Most models in finance are formulated in continuous time using stochastic differential equations rather than stochastic difference equations, following the work of Merton ( 1969). Instead of equation (2.13) of Chapter 2, the dynamic evolution of the vector of state variables is described by a stochastic differential equation written as follows
dx = f(x, u)dt + S(x, u)dz, (7.1)
in which x(t) is a p × 1 vector of state variables (the argument t being suppressed when understood), u(t) is a q × 1 vector of control variables, dx(t) = x(t + dt) - x(t) with dt denoting a small time interval, S is a p × n matrix, and z(t) is an n × 1 vector Wiener process.

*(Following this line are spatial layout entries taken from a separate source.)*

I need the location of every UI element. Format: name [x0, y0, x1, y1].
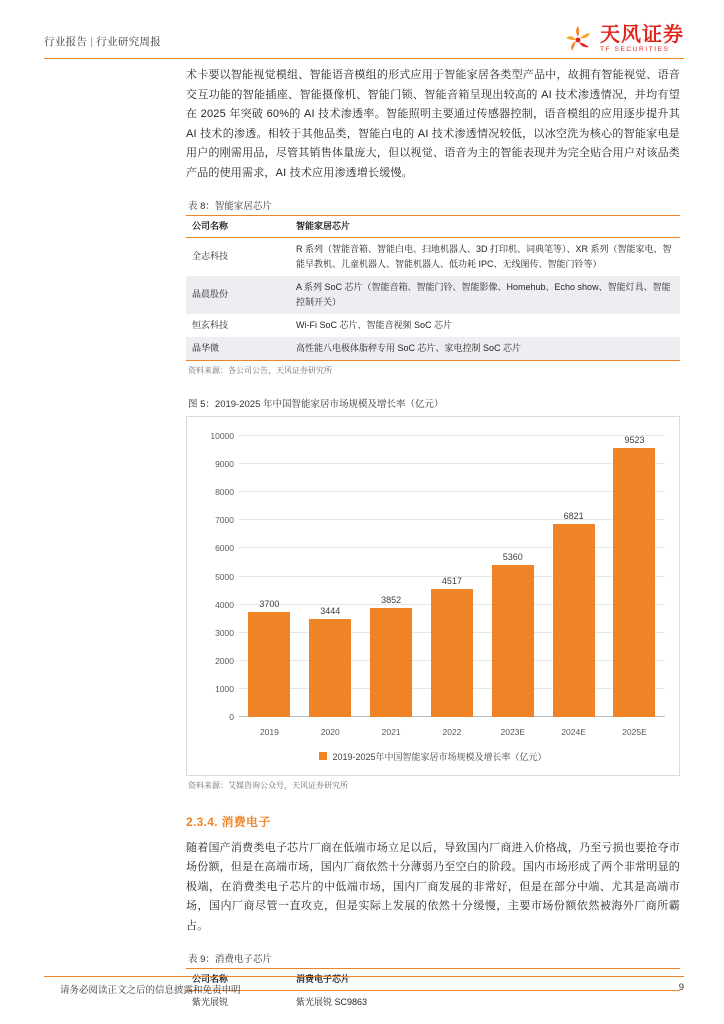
bar-2024E	[553, 524, 595, 716]
header-subcategory: 行业研究周报	[96, 36, 162, 48]
header-separator: |	[90, 36, 94, 48]
bar-column-2021	[367, 435, 416, 717]
table8-company-0: 全志科技	[192, 251, 229, 262]
table8-block	[186, 198, 680, 376]
legend-swatch-icon	[319, 752, 327, 760]
bar-2023E	[492, 565, 534, 716]
y-tick-10000: 10000	[210, 430, 234, 441]
page-number: 9	[678, 982, 684, 993]
y-tick-4000: 4000	[215, 599, 234, 610]
table-row	[186, 314, 680, 337]
header-divider	[44, 58, 684, 59]
x-label-2024E: 2024E	[561, 726, 586, 737]
table8-detail-1: A 系列 SoC 芯片（智能音箱、智能门铃、智能影像、Homehub、Echo show、智能灯具、智能控制开关）	[290, 276, 680, 314]
y-tick-3000: 3000	[215, 627, 234, 638]
table8-header-company: 公司名称	[186, 215, 290, 237]
page-footer	[44, 976, 684, 998]
footer-divider	[44, 976, 684, 977]
chart-x-labels	[239, 727, 665, 737]
paragraph-ai-penetration: 术卡要以智能视觉模组、智能语音模组的形式应用于智能家居各类型产品中，故拥有智能视觉、语音交互功能的智能插座、智能摄像机、智能门锁、智能音箱呈现出较高的 AI 技术渗透情况，并均有望在 2025 年突破 60%的 AI 技术渗透率。智能照明主要通过传感器控制，语音模组的应用逐步提升其 AI 技术的渗透。相较于其他品类，智能白电的 AI 技术渗透情况较低，以冰空洗为核心的智能家电是用户的刚需用品，尽管其销售体量庞大，但以视觉、语音为主的智能表现并为完全贴合用户对该品类产品的使用需求，AI 技术应用渗透增长缓慢。	[186, 69, 680, 179]
table-row	[186, 237, 680, 276]
table8-header-chip: 智能家居芯片	[290, 215, 680, 237]
section-heading: 2.3.4. 消费电子	[186, 814, 271, 829]
logo-text	[600, 24, 684, 54]
y-tick-8000: 8000	[215, 486, 234, 497]
bar-2020	[309, 619, 351, 716]
footer-disclaimer: 请务必阅读正文之后的信息披露和免责申明	[60, 985, 241, 996]
bar-value-2022: 4517	[441, 576, 462, 587]
main-content	[186, 66, 680, 1014]
y-tick-2000: 2000	[215, 656, 234, 667]
bar-column-2022	[427, 435, 476, 717]
bar-value-2020: 3444	[320, 606, 341, 617]
bar-column-2019	[245, 435, 294, 717]
table8-detail-0: R 系列（智能音箱、智能白电、扫地机器人、3D 打印机、词典笔等）、XR 系列（智能家电、智能早教机、儿童机器人、智能机器人、低功耗 IPC、无线图传、智能门铃等）	[296, 243, 672, 269]
bar-column-2025E	[610, 435, 659, 717]
bar-2022	[431, 589, 473, 716]
figure5-source: 资料来源：艾媒咨询公众号，天风证券研究所	[188, 780, 348, 790]
smart-home-market-size-chart	[186, 416, 680, 776]
x-label-2019: 2019	[259, 726, 279, 737]
legend-label: 2019-2025年中国智能家居市场规模及增长率（亿元）	[332, 751, 547, 762]
table9-detail-0: 紫光展锐 SC9863	[296, 996, 368, 1007]
logo-mark-icon	[563, 24, 593, 54]
table-row	[186, 276, 680, 314]
table9-caption: 表 9：消费电子芯片	[188, 953, 272, 965]
y-tick-0: 0	[229, 711, 234, 722]
bar-column-2024E	[549, 435, 598, 717]
bar-2021	[370, 608, 412, 717]
table8-source: 资料来源：各公司公告，天风证券研究所	[188, 365, 332, 375]
y-tick-7000: 7000	[215, 515, 234, 526]
chart-plot-area	[210, 430, 665, 722]
table-row	[186, 337, 680, 361]
bar-column-2023E	[488, 435, 537, 717]
bar-value-2023E: 5360	[502, 552, 523, 563]
chart-legend	[187, 750, 679, 763]
x-label-2021: 2021	[381, 726, 401, 737]
table8-company-3: 晶华微	[186, 337, 290, 361]
figure5-caption: 图 5：2019-2025 年中国智能家居市场规模及增长率（亿元）	[188, 398, 444, 410]
bar-column-2020	[306, 435, 355, 717]
bar-value-2025E: 9523	[624, 435, 645, 446]
table8-company-2: 恒玄科技	[192, 319, 229, 330]
table8-caption: 表 8：智能家居芯片	[188, 200, 272, 212]
table-header-row	[186, 215, 680, 237]
y-tick-1000: 1000	[215, 684, 234, 695]
table8	[186, 215, 680, 361]
page-header	[44, 24, 684, 68]
logo-title-en: TF SECURITIES	[600, 46, 670, 54]
x-label-2025E: 2025E	[622, 726, 647, 737]
section-consumer-electronics	[186, 813, 680, 937]
table8-detail-2: Wi-Fi SoC 芯片、智能音视频 SoC 芯片	[296, 319, 453, 330]
logo-title-cn: 天风证券	[600, 22, 684, 47]
table9-header-chip: 消费电子芯片	[290, 968, 680, 990]
header-category: 行业报告	[44, 36, 88, 48]
bar-value-2019: 3700	[259, 599, 280, 610]
table9-header-company: 公司名称	[186, 968, 290, 990]
header-breadcrumb	[44, 34, 161, 49]
table8-detail-3: 高性能八电极体脂秤专用 SoC 芯片、家电控制 SoC 芯片	[290, 337, 680, 361]
y-tick-9000: 9000	[215, 458, 234, 469]
y-tick-5000: 5000	[215, 571, 234, 582]
x-label-2022: 2022	[442, 726, 462, 737]
table8-company-1: 晶晨股份	[186, 276, 290, 314]
chart-bars	[239, 435, 665, 717]
table9-company-0: 紫光展锐	[192, 996, 229, 1007]
figure5-block	[186, 396, 680, 791]
bar-value-2024E: 6821	[563, 511, 584, 522]
bar-2019	[248, 612, 290, 716]
bar-value-2021: 3852	[381, 594, 402, 605]
x-label-2020: 2020	[320, 726, 340, 737]
paragraph-consumer-electronics: 随着国产消费类电子芯片厂商在低端市场立足以后，导致国内厂商进入价格战，乃至亏损也要抢夺市场份额，但是在高端市场，国内厂商依然十分薄弱乃至空白的阶段。国内市场形成了两个非常明显的极端，在消费类电子芯片的中低端市场，国内厂商发展的非常好，但是在部分中端、尤其是高端市场，国内厂商尽管一直攻克，但是实际上发展的依然十分缓慢，主要市场份额依然被海外厂商所霸占。	[186, 841, 680, 932]
x-label-2023E: 2023E	[500, 726, 526, 737]
company-logo	[563, 24, 684, 54]
y-tick-6000: 6000	[215, 543, 234, 554]
bar-2025E	[613, 448, 655, 717]
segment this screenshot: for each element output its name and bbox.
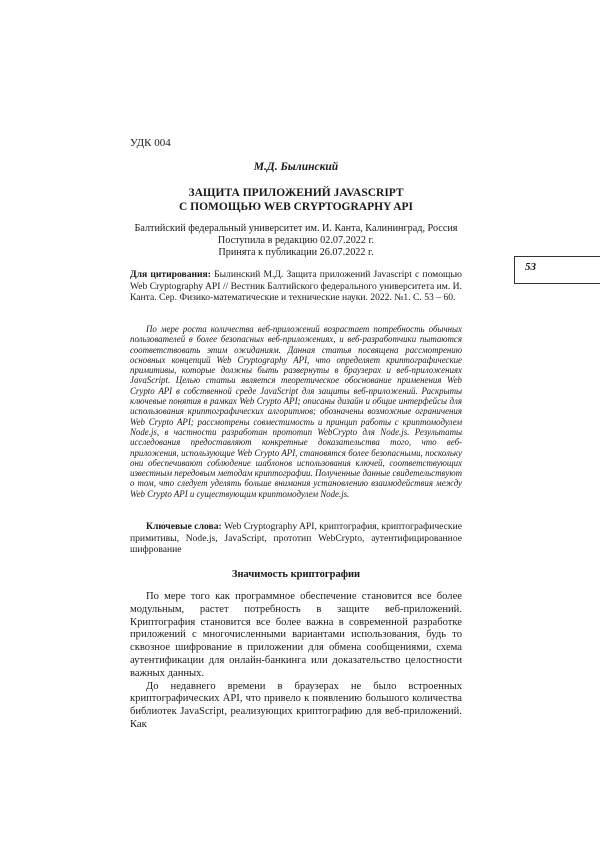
paragraph-1: По мере того как программное обеспечение становится все более модульным, растет потребность в защите веб-приложений. Криптография становится все более важна в современной разработке приложений с многочисленными вариантами использования, будь то сквозное шифрование в приложении для обмена сообщениями, схема аутентификации для онлайн-банкинга или доказательство целостности важных данных. [130, 591, 462, 679]
section-heading: Значимость криптографии [231, 569, 361, 580]
page-number: 53 [525, 261, 536, 273]
keywords-block [130, 521, 462, 556]
accepted-date: Принята к публикации 26.07.2022 г. [218, 247, 374, 258]
title-line-2: С ПОМОЩЬЮ WEB CRYPTOGRAPHY API [178, 201, 414, 213]
title-line-1: ЗАЩИТА ПРИЛОЖЕНИЙ JAVASCRIPT [188, 187, 404, 199]
paragraph-2: До недавнего времени в браузерах не было встроенных криптографических API, что привело к появлению большого количества библиотек JavaScript, реализующих криптографию для веб-приложений. Как [130, 680, 462, 730]
keywords-label: Ключевые слова: [146, 521, 222, 532]
article-title [130, 186, 462, 214]
abstract: По мере роста количества веб-приложений возрастает потребность обычных пользователей в более безопасных веб-приложениях, и веб-разработчики пытаются соответствовать этим ожиданиям. Данная статья посвящена рассмотрению основных концепций Web Cryptography API, что определяет криптографические примитивы, которые должны быть развернуты в браузерах и веб-приложениях JavaScript. Целью статьи является теоретическое обоснование применения Web Crypto API в собственной среде JavaScript для защиты веб-приложений. Раскрыты ключевые понятия в рамках Web Crypto API; описаны дизайн и общие интерфейсы для использования криптографических алгоритмов; обозначены возможные ограничения Web Crypto API; рассмотрены совместимость и принцип работы с криптомодулем Node.js, в частности разработан прототип WebCrypto для Node.js. Результаты исследования предоставляют конкретные доказательства того, что веб-приложения, использующие Web Crypto API, становятся более безопасными, поскольку они обеспечивают соблюдение шаблонов использования ключей, соответствующих известным передовым методам криптографии. Полученные данные свидетельствуют о том, что следует уделять больше внимания установлению взаимодействия между Web Crypto API и существующим криптомодулем Node.js. [130, 324, 462, 499]
keywords-text: Web Cryptography API, криптография, криптографические примитивы, Node.js, JavaScript, прототип WebCrypto, аутентифицированное шифрование [130, 521, 462, 555]
udc-code: УДК 004 [130, 137, 171, 149]
author-name: М.Д. Былинский [253, 161, 339, 173]
received-date: Поступила в редакцию 02.07.2022 г. [217, 235, 375, 246]
citation-block [130, 269, 462, 304]
page-number-box [514, 256, 600, 284]
body-text [130, 591, 462, 732]
affiliation: Балтийский федеральный университет им. И. Канта, Калининград, Россия [134, 223, 458, 234]
citation-text: Былинский М.Д. Защита приложений Javascript с помощью Web Cryptography API // Вестник Балтийского федерального университета им. И. Канта. Сер. Физико-математические и технические науки. 2022. №1. С. 53 – 60. [130, 269, 462, 303]
affiliation-block [130, 223, 462, 259]
citation-label: Для цитирования: [130, 269, 211, 280]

A Wiener processz(t) has the property that a change from t to t + dt, dz(t) = z(t + dt) - z(t) is normally distributed with zero mean, independent of all past history up to z(t) and has a covariance matrix proportional to dt. One can write the covariance matrix cov(dz) of dz(t) as Φdt. The assumption that, for t > s, the covariance matrix of z(t) - z(s) is proportional to t - s is implied by the assumption that at each small step going from time s to time t, for example, s + dt, s + 2dt, . . ., s + ndt = t (the interval t - s being divided into n equal parts, each with length dt), the change in z is statistically independent of the change at any other step. Given the independence assumption, the variance of z(t) - z(s) is the sumof the variances of the changes z(s + kdt) - z(s + (k - 1)dt), k = 1, . . ., n. Doubling the time from s to t will double the variance of z(t) - z(s). In this sense, think of the residual dz of equation (7.1) as being serially independent. It I let Φ = I, the identity matrix, z(t) is said to follow a standard Wiener process. The matrix S(x, u) in (7.1) makes the covariance matrix of Sdz, or SΦSʹ dt ≡ Σdt, dependent on both the vector state variable x and the vector control variable u.